Мы катались на велосипеде. Левка любил скорость. Мы носились по двору, а я каждые пятнадцать минут смотрела на часы. Мне нужно было вернуться домой. Если мама позвонит и я не сниму трубку, ей опять будет плохо, снова схватится за сердце и станет обвинять меня в черствости. С Левкой было весело, беззаботный и в то же время довольно замкнутый человек, он открывал мне мир с другой стороны. И не пытался меня переделать. У меня впервые за долгие годы появился друг, и мамин контроль мог его забрать. Я невероятно страдала.
– Давай на кладбище? – Левка интригующе подмигнул.
Кладбище было прямо за нашим домом, через дорогу, и нисколько меня не пугало. Мы каждый день проходили мимо выпирающих вдалеке крестов и гранитных черных памятников, не видя в этом никакой зловещей тайны. Пару раз я бродила по кладбищу. Днем, конечно. Там было тихо и невероятно спокойно. Старые кресты с черно-белыми фотографиями были словно мои спутники в прогулке.
Я замялась. Мама должна была позвонить через десять минут.
– Поехали! – мне стало обидно. Ведь я не делаю ничего плохого. И мне не пять лет.
Мы неслись по кладбищу, огибая старые ограды, радуясь, что никого нет на пути, можно разгоняться еще быстрее. Лишь одна пожилая дама убирала у могилы цветы и возмущенно качала головой. А мне казалось, что лица покойных нам улыбаются, они одобрительно провожают нас глазами. Шелест велосипедных шин по неровной дороге разрывал плотную тишину, разбивал застывшее пространство движением легкого ветра, что шлейфом тянулся за нами. Мы дарили мертвым жизнь, они нам – безмолвную радость и ласковые взгляды.

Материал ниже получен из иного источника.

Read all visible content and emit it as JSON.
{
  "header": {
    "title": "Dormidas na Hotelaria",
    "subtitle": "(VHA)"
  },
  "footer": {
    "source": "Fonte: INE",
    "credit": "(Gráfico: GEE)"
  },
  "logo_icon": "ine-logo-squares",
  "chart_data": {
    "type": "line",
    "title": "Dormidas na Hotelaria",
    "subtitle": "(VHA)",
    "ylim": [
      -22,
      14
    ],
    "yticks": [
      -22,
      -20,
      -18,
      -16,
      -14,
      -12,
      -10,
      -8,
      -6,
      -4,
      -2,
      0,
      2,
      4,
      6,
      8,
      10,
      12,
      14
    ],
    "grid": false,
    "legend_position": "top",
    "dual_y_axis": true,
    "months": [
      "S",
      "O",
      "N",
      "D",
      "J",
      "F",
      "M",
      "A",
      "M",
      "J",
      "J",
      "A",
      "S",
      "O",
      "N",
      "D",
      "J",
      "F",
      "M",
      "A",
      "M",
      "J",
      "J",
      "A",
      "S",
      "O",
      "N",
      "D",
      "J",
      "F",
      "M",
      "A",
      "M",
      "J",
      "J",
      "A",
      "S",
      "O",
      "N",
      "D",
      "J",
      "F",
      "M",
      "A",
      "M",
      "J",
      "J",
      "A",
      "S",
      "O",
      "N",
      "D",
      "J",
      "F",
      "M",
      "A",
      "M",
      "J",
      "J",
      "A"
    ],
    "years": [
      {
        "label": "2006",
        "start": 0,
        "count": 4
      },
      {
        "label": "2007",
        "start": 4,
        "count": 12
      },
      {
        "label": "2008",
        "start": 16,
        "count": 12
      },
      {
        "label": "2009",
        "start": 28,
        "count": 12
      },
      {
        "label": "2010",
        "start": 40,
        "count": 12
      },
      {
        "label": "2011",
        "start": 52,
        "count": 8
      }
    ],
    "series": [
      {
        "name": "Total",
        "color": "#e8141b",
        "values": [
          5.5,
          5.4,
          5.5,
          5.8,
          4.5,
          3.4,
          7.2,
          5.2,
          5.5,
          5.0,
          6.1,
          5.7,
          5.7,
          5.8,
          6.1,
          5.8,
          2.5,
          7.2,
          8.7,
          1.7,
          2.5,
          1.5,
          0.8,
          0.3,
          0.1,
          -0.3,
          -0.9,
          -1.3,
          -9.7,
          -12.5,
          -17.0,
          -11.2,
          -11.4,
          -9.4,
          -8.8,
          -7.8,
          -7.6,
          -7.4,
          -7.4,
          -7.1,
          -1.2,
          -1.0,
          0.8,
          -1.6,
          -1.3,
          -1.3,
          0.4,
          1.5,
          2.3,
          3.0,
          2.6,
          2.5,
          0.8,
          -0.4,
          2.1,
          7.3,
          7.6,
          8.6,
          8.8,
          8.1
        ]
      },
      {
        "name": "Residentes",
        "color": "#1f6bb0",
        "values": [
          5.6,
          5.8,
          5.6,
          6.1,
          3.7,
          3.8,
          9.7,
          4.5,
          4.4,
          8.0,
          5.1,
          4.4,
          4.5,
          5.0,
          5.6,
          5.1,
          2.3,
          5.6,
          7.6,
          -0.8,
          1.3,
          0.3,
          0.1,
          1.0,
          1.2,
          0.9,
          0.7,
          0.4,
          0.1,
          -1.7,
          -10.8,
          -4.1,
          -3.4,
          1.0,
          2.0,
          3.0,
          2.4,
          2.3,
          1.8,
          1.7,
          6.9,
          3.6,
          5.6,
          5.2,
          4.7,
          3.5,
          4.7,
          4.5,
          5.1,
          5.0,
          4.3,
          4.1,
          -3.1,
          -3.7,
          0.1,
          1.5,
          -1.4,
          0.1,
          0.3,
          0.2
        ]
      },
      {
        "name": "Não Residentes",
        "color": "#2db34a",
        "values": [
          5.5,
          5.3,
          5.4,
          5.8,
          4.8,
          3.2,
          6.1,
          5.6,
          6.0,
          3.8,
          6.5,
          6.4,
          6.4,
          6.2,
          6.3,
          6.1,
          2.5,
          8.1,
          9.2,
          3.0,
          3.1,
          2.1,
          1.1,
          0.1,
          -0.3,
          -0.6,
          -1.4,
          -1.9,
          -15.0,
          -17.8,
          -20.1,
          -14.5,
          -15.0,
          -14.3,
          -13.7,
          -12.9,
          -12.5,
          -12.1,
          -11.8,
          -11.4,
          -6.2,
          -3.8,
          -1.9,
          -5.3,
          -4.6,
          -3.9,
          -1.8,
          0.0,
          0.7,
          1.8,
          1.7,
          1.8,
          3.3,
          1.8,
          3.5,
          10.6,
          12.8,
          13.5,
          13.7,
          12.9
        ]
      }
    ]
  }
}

Но через двадцать минут я ужасно испугалась. Вдруг мама мне постоянно звонит, думая, что со мной случилась беда?
Я спрыгнула с велосипеда и помчалась домой. Сердце колотилось, я, словно бешеный пес, бежала, бежала, чтобы поскорее ухватиться за телефонную трубку.
Пальцы дрожали, когда я набирала номер Влада.
– Да? – услышала я звонкий смех.
– Мама? – я пыталась говорить спокойно, но голос срывался.
– А, доча, мы тут пироги готовим, приезжай.
– Ты не звонила разве? – осторожно спросила я.
– Нет, зачем, ты же дома, умница моя.
13
В дверь настойчиво звонили. Я лежала на диване, читала Маркеса, за окном летний ливень, август, в душе – промозгло и неуютно.
Игорь стоял на пороге с букетом взъерошенных ромашек и бутылкой вина. Ручка зонтика была вставлена в майку сзади на спине, а полотно шапкой плюхнулось на голову. Смешной, мокрый, Игорь смотрел на меня пронзительно, улыбался.
Хорошо-то как. Впервые за долгие месяцы улыбнулась.
– В нашем возрасте девушки должны постоянно смеяться, знаешь? – мы пили вино, лежа на диване, я захмелела и осмелела, стала болтать. Блоха валялась у него на коленях. – Я часто слышу, как смеются девушки, и все хочу спросить у них, в чем их сила. Отчего они настолько легки? Я тоже так хочу.
– Ты нравишься мне своей меланхолией. Ты – красивая.
– Да?
Красивая… Это слово, понятие наполнило меня колокольным звоном, вибрируя эхом в каждой части тела. Когда смотришь на пальцы, на острые коленки, на пухлый кончик носа и думаешь: я красивая? Игорь мне не нравился. С ним было слишком просто, слишком скучно. Но благодаря ему я впервые ощутила легкость. Да и цветы мне никто не дарил. Разве что Левка давным-давно на Восьмое марта. Но в четырнадцать лет от друга – это не считается.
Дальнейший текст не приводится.